In this handout photo released by Russian Defense Ministry Press Service on Jan 7, 2023, Russian troops attend the Orthodox Christmas service at the Russian Armed Forces' main cathedral in the Patriot military park in Kubinka just outside Moscow, Russia, Jan 7, 2023. (PHOTO / RUSSIAN DEFENSE MINISTRY PRESS SERVICE VIA AP)
MOSCOW — A self-declared cease-fire over Orthodox Christmas from the Kremlin ended on Sunday, with Russia vowing to push on with the special military operation in Ukraine until it reaches a victory.
President Vladimir Putin ordered a 36-hour cease-fire on Friday along the line of contact to observe Russia and Ukraine's Orthodox Christmas, which fell on Saturday.
Despite Russian troops' observance of the truce, Ukraine continued artillery shelling of populated areas and Russian positions, while Russian forces responded with fire, the Russian Defense Ministry said.
Most Ukrainian Orthodox Christians have traditionally celebrated Christmas on Saturday, as have Orthodox Christians in Russia. But this year the Orthodox Church of Ukraine, the country's largest, allowed also a Dec 25 celebration. Still, many observed the holiday on Saturday, flocking to churches and cathedrals.
After the cease-fire ended, the Kremlin said Moscow will press ahead with the special military operation in Ukraine.
"The tasks set by the president (Putin) for the special military operation will still be fulfilled," Putin's first deputy chief of staff Sergey Kiriyenko was quoted by Russian state news agency TASS as saying. "And there definitely will be a victory."
There is no end in sight to the conflict, now in its 11th month, which has killed thousands, displaced millions and turned Ukrainian cities into rubble.
Ukrainian officials also reported blasts in regions that make up the broader Donbas region, the front line in the conflict where fighting has been raging for months.
Pavlo Kyrylenko, governor of the Donetsk region, said there were nine missile strikes on the region overnight, including seven on the battered city of Kramatorsk.
Blasts were also heard in the city of Zaporizhzhia, a local official said, without giving any immediate report on damage or casualties.
Minutes after the start of the cease-fire on Friday, the White House announced $3.75 billion in weapons and other aid for Ukraine and its European backers.
Ukrainian President Volodymyr Zelensky praised the United States for including tank-killing armored vehicles in its latest package of military aid, saying they are "exactly what is needed" for Ukrainian troops locked in combat against Russian forces, even as both sides celebrated Orthodox Christmas.
Ukrainian officials denounced the unilateral 36-hour cease-fire as a ploy and said it appeared to have been ignored by some of Moscow's forces.

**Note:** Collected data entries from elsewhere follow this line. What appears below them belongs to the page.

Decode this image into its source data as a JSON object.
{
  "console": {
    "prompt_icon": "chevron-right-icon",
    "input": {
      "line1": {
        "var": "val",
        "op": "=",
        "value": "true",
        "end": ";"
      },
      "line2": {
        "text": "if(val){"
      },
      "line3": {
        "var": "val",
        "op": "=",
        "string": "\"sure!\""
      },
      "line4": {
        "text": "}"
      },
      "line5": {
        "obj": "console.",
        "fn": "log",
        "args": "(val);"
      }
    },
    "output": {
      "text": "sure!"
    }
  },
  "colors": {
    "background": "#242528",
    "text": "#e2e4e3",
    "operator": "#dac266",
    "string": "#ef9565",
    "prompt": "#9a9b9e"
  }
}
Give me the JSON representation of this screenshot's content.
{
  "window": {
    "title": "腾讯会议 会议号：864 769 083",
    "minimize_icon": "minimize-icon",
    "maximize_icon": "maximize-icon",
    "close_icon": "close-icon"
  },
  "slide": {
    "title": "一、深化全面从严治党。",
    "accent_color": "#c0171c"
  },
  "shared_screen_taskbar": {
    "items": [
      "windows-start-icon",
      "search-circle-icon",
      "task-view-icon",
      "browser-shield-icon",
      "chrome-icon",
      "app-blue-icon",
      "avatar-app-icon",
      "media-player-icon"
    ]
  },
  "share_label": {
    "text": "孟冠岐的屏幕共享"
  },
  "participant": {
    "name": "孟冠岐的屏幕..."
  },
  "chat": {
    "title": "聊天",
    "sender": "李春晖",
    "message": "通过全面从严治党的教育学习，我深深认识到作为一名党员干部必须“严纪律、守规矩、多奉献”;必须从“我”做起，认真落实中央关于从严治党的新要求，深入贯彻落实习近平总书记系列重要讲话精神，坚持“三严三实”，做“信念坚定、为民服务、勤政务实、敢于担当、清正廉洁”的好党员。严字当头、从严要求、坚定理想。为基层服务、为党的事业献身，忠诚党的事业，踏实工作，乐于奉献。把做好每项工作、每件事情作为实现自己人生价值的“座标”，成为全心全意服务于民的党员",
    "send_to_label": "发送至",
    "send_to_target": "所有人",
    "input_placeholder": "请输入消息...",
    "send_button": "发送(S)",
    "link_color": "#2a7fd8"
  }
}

Ukrainian officials reported Russian shelling attacks in the Dnipropetrovsk and Zaporizhzhia regions on Saturday.
However, Russia's Defense Ministry insisted on Saturday that its forces along the 1,100-kilometer front line were observing the Kremlin-ordered truce, but returned fire when attacked.
The latest round of US military assistance was the biggest to date for Ukraine. For the first time, it included 50 Bradley armored vehicles and 500 anti-tank missiles they can fire. Germany also announced it would supply around 40 Marder armored personnel carriers and France promised wheeled AMX-10 RC tank destroyers.